There will be increasing pressure on northern coastal and offshore regions for resource extraction as resources become scarce in more accessible regions. Marine navigation and transportation is likely to increase in response to economic development, and as ice cover reduces and the ice free season extends as a result of climatic changes. This article considers how economic development within northern coastal and marine regions may be reconciled with conservation. Integrated coastal management may be a useful process to reconcile economic development and conservation values.
Existing, developing and de facto approaches to integrated management for northern coastal and marine regions are examined in the context of scenarios for economic development and conservation. These scenarios include marine shipping and hydrocarbon exploration and production for coastal and offshore waters of Alaska, northern Canada, and the North Sea. These approaches to integrated management are one means of considering marine resources and their utilization with a sustainable development framework. These approaches may also be a means of reconciling marine protection and other sectors such as shipping, hydrocarbons and fisheries.

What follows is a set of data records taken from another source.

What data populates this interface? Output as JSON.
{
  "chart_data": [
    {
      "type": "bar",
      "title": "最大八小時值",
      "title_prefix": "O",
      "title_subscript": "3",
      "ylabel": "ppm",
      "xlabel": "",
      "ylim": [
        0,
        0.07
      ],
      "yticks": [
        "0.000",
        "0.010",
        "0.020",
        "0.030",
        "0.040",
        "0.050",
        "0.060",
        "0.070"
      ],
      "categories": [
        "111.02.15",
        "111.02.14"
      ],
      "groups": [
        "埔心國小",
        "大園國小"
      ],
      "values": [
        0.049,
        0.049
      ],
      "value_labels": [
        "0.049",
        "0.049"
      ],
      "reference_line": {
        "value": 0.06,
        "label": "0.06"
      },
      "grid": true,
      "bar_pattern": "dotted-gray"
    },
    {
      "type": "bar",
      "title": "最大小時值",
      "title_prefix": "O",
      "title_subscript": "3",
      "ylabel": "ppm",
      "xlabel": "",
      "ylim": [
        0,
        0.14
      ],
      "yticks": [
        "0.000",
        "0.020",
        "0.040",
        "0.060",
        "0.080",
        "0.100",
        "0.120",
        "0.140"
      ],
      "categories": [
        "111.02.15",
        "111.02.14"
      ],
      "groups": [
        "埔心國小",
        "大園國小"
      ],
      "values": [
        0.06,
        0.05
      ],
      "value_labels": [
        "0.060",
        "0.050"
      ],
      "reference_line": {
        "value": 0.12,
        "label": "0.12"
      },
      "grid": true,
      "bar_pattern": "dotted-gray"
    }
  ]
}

The article concludes that approaches to integrated management which reconcile economic and conservation values will be complex and consultative. The approaches will need to consider the interests of local peoples and communities, the needs of ecosystems and migratory communities, and environmental impacts and mitigation of development. The success of different approaches for reconciling economic development and conservation may be gauged by the range of issues and interests considered in these processes.